The European Commission (EC) and European Parliament (EP), including the TAXE Committee on Rulings established by the EP, have recently endorsed many provisions that would normally require the unanimity of approval by the Member States.  Knowing this has not resulted in success with prior initiatives, a renewed focus may be taking place re: Article 116 of the Treaty on the Functioning of the European Union (TFEU) which empowers the EC/EP to issue a Directive accordingly.

Article 116 TFEU:

Where the Commission finds that a difference between the provisions laid down by law, regulation or administrative action in Member Sates  is distorting the conditions of competition in the internal market and that the resultant distortion needs to be eliminated, it shall consult the Member States concerned.
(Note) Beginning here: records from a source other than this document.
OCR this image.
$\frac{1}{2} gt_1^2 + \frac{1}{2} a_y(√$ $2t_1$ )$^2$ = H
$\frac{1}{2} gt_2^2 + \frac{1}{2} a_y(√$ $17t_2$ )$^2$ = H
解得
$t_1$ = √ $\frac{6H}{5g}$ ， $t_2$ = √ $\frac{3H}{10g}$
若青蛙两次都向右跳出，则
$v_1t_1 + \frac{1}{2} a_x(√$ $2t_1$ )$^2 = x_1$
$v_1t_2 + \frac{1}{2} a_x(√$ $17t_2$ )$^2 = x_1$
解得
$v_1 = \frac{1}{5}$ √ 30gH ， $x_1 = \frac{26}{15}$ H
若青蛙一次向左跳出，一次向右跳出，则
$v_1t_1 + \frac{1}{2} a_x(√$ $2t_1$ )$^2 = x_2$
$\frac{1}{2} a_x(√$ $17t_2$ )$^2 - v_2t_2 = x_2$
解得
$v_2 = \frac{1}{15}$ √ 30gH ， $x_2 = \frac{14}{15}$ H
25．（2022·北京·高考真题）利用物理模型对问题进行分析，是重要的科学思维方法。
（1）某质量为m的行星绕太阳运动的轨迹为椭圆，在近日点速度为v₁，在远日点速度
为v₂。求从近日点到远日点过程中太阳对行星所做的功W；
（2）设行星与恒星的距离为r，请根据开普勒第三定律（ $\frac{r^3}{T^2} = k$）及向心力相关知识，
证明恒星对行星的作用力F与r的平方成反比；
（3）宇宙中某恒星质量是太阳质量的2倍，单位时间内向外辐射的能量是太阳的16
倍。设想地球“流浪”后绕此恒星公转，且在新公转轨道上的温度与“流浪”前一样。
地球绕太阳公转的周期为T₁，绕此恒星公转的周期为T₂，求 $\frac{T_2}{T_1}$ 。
If such consultation does not result in an agreement eliminating the distortion in question, the EP and the EC, acting in accordance with the ordinary legislative procedure, shall issue the necessary directives.  Any other appropriate measures provided for in the Treaties may be adopted.

 

The TFEU is the same legal mechanism used to address State Aid, and may also be the choice of implementation to establish Directives for one or more of the following initiatives:

  • EU Common Corporate Tax Base (CCTB)
  • Country-by-Country (CbC) reporting, public disclosure
  • Tax rulings, (redacted) public disclosure
  • Permanent Establishment (PE) definition
  • Anti-BEPS Directive, transforming OECD “soft law” into an EU legislative framework
  • Interest & Royalty Directive requiring confirmation of EU tax being paid elsewhere
  • EU Dispute Resolution approach

Everyone should monitor the EC, EP and TAXE for continuing developments, as they may form the basis for new global standards to enact the intent of BEPS initiatives.